A children's book about grief and loss

Cover of "My Father's Arms Are A Boat"

Stein Erik Lunde’s “My Father’s Arms Are A Boat” is a Norwegian picture book that tells the story of a young boy and his father trying to make sense out of the grief that has rocked them since the death of the boy’s mother. Translated into English by Kari Dickenson and featuring gorgeous illustrations by Oyvind Torseter, “My Father’s Arms Are A Boat” is not afraid to be sad at times. After all, grief is sad stuff. And the heartbreak of the experience is captured, tenderly and gently in this beautiful book.

The illustrations in the book are a combination of 3D paper constructions, flat drawings, and some paint. The choices in each spread have the effect of creating distance in some scenes and drawing us closer in others. This is, perhaps, a reflection on the vacillation in grief between intense emotional immediacy and numbness.

The book opens with the boy observing his father sitting quietly before the fireplace in the throes of grief over the loss of his wife. The boy retires to his room. His father tells him to leave his door ajar “so that your dreams can come out to me.” In his room, the boy can’t sleep, noting that the house “is quieter now than it’s ever been.” So he creeps back into the living room, where he climbs on his father’s lap and curls into a ball.

As they sit together, the two plan to chop down a spruce tree the next day, an activity that the father enjoys. But the boy begins to worry about the bread that he’s left out for the red birds that hide up in the trees. He asks his father if the fox is going to eat the birds’ bread, and his father reassures him that “everything will be alright.”

We find out why the birds are so important to the boy when he reveals that, when he visited his grandma at the old peoples’ home where she lives, she told him that the red birds are dead people. She could barely talk, but the boy “knew what she meant.”

Page from "My Father's Arms Are a Boat"


Trying to understand where his mother has gone, the boy asks his father, “Is mommy asleep?” His father says that mommy is asleep, but that she’ll never wake up, not in the place she is now. This seems like a bit of a cop out in terms of explaining death to children. Mommy’s not asleep, after all–she has died.

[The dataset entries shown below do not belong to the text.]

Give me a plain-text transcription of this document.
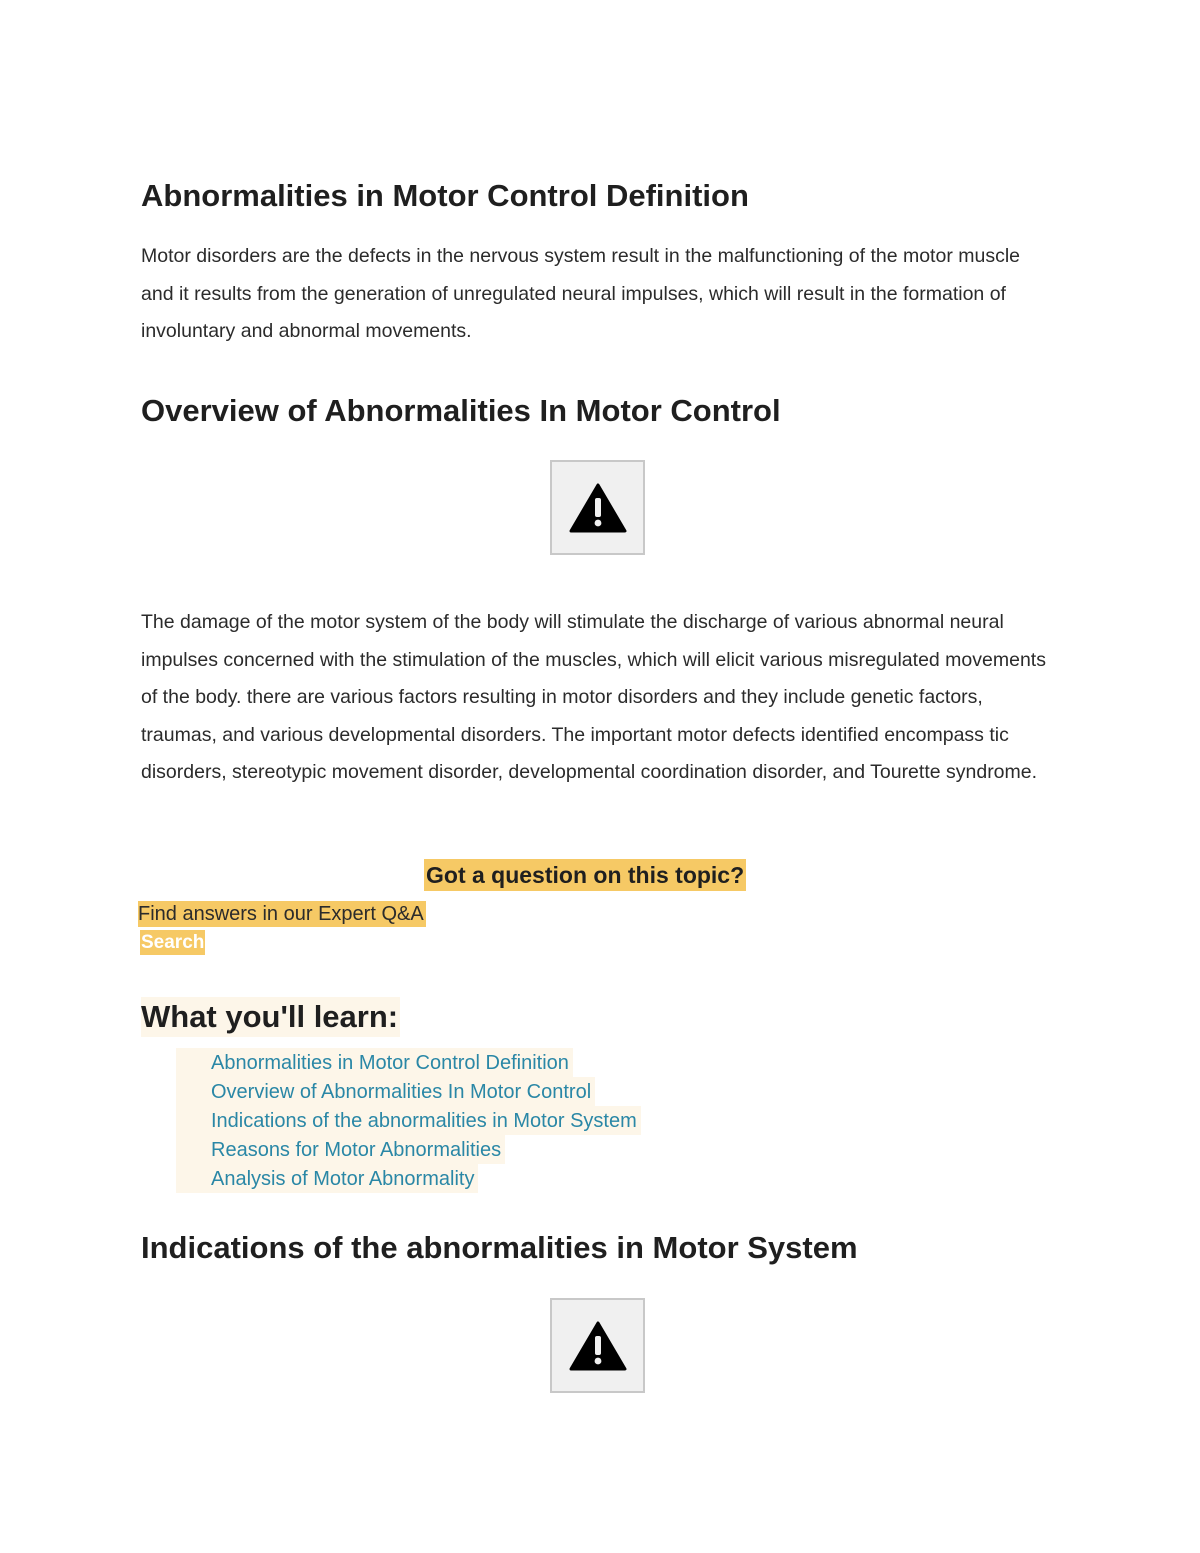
Abnormalities in Motor Control Definition

Motor disorders are the defects in the nervous system result in the malfunctioning of the motor muscle and it results from the generation of unregulated neural impulses, which will result in the formation of involuntary and abnormal movements.

Overview of Abnormalities In Motor Control

The damage of the motor system of the body will stimulate the discharge of various abnormal neural impulses concerned with the stimulation of the muscles, which will elicit various misregulated movements of the body. there are various factors resulting in motor disorders and they include genetic factors, traumas, and various developmental disorders. The important motor defects identified encompass tic disorders, stereotypic movement disorder, developmental coordination disorder, and Tourette syndrome.

Got a question on this topic?
Find answers in our Expert Q&A
Search
What you'll learn:
Abnormalities in Motor Control Definition
Overview of Abnormalities In Motor Control
Indications of the abnormalities in Motor System
Reasons for Motor Abnormalities
Analysis of Motor Abnormality
Indications of the abnormalities in Motor System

There are children’s pictures books that do a fantastic job of gently yet explicitly explaining the life cycle to children, and explaining what it means for someone’s life to end. But this is not one of those books. Instead, “My Father’s Arms Are a Boat” poetically captures the emotions of the heartbreak of grief — about how we can lean on the people we love to help us through the pain.

At the end of “My Father’s Arms Are a Boat,” the boy’s father picks him up and carries him outside to look at the stars, just as they will help carry him through the loss of his mother.